A Somewhat More Informed Review of Google Buzz
So, now that I’ve actually used Google Buzz a bit, it seems important to look back on my assumptions I raised before actually trying it out.
The basic assumption I was making is that Google Buzz had to do with email because it is used with Gmail. This was pretty much wildly wrong. The reality is it just takes twitter/facebook and gives you a page for it. That’s it. I’m not saying that it isn’t useful, but it is not what I hoped.
Some nice things about it have been how easy it is to integrate other services. Twitter is my micro-blogging-whatever-you-call-140-characters tool. My blog is for larger ideas and in depth publishing. Delicious and Google reader, in terms of sharing, both are simply link feeds that can be very twitter like or similar to a blog. All these tools to seem to integrate seamlessly with Google Buzz. And by seamlessly, I mean I didn’t have to configure an actual application (facebook) or use OAuth for anything. The benefit is that I get to use the tools I want and people following get to do what they want. Perfect.
That said, what’s the point. Who really cares if there is yet another way to share your status. I think twitter does a good job because it is a constraint. Google Buzz partially fixes that constraint, but that is not a good thing. Take MySpace for example. They were very strict in terms of what sort of data showed up on profiles. You had a UI that essentially had a basic database behind it and it put that information on the page. Where they let you go crazy was with themes, which I believe was a side effect. Now look at Facebook. Those guys don’t let you customize anything. It is still the basic info, only you get status messages. There really isn’t much that has changed and the big difference between the two in my mind is that one let you visually communicate who you are online while one doesn’t. My facebook usage is by no means authoritative, but the fact that people now use facebook instead of myspace suggests that no having an option to customize the look and feel is a good constraint.
Google Buzz on the other hand is only introducing less constraints. This is not a bad thing, but when they don’t offer better ways to keep in touch then it doesn’t matter much. Facebook has the timeline/status update that allows people to keep up with others. It is a feed reader for people. Instead of checking out a person’s profile and seeing their animated gif background, they get updated on their own profile page. People are challenged to post interesting status updates because that is how they say who they are and communicate with others.

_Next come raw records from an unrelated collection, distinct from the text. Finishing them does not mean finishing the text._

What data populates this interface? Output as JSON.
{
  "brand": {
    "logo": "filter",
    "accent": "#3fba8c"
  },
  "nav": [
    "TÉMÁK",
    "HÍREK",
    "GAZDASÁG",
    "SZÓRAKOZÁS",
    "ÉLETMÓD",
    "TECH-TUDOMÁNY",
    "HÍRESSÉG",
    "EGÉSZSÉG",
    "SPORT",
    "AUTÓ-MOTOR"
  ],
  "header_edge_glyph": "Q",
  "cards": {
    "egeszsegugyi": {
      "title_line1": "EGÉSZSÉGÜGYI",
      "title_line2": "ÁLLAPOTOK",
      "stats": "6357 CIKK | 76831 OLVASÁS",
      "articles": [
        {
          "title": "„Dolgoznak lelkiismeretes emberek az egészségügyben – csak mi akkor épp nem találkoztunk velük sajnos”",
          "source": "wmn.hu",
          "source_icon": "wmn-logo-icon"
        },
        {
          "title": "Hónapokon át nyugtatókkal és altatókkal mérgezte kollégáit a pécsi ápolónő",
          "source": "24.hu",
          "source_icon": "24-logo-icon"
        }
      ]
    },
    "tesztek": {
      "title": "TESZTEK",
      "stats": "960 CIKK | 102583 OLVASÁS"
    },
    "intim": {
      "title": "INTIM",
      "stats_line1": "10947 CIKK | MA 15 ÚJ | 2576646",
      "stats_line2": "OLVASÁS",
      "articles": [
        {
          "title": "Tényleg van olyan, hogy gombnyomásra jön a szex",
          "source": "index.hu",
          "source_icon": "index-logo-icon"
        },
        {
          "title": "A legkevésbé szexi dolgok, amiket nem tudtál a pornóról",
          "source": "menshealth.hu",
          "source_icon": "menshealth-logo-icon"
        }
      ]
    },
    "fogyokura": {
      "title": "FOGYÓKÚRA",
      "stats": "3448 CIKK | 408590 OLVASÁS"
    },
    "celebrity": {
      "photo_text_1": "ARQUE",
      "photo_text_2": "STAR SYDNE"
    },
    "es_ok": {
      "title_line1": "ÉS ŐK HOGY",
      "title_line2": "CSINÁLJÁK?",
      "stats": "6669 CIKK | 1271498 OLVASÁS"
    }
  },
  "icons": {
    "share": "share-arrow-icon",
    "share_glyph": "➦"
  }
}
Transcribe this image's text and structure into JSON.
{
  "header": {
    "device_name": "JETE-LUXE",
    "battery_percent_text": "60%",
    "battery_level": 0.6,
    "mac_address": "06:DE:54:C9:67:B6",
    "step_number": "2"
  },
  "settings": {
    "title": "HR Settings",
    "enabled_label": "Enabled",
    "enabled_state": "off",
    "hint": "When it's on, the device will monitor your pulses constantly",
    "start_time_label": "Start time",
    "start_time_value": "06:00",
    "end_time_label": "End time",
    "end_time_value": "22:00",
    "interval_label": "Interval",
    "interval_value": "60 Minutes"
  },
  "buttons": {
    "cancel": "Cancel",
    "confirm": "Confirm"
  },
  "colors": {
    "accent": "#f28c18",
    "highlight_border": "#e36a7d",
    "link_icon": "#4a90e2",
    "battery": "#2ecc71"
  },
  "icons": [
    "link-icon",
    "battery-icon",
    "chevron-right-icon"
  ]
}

My thought is that if Google Buzz was using email for this, then we’d be talking. You could pull in those folks that only use email into the social web. This might be grandpa and grandma or just your friend that doesn’t have any interest in computers. In addition, email could work with non-browser based clients. This is huge as it means phones could use out of the box (ahem like another service we’ve heard of... twitter). Alas, that was not the case.
The one potential innovation is that you have the concept of a Profile that is a little more ubiquitous than before. Facebook is a walled garden. Your Google Profile has more legs. You probably search with Google, check email with Google, read your feed reader with Google and possibly use a large set of other services (Picasa, YouTube, Blogger, etc.). Having a single provider for this is nice. It is also rather worrisome. The other nice idea about email and Google Buzz is that they don’t have to hold all the cards. Anyone can use email and anyone can create an email server. This is nice and good for the web. Everyone using their Google Profile means big brother. Maybe not at first but it doesn’t seem very far fetched that state schools might eventually require students have a Google Profile for working with certain software. The next thing you know Google gets involved in the DMV. After a while you realize that Google TV you bought is telling you to do your exercises in your living room and calling you specifically by your Gmail account name to go all the way to floor on your toe touches. Call me crazy, but it we don’t find a way to really distribute identity and become owners of our virtual property, then we are in some serious trouble.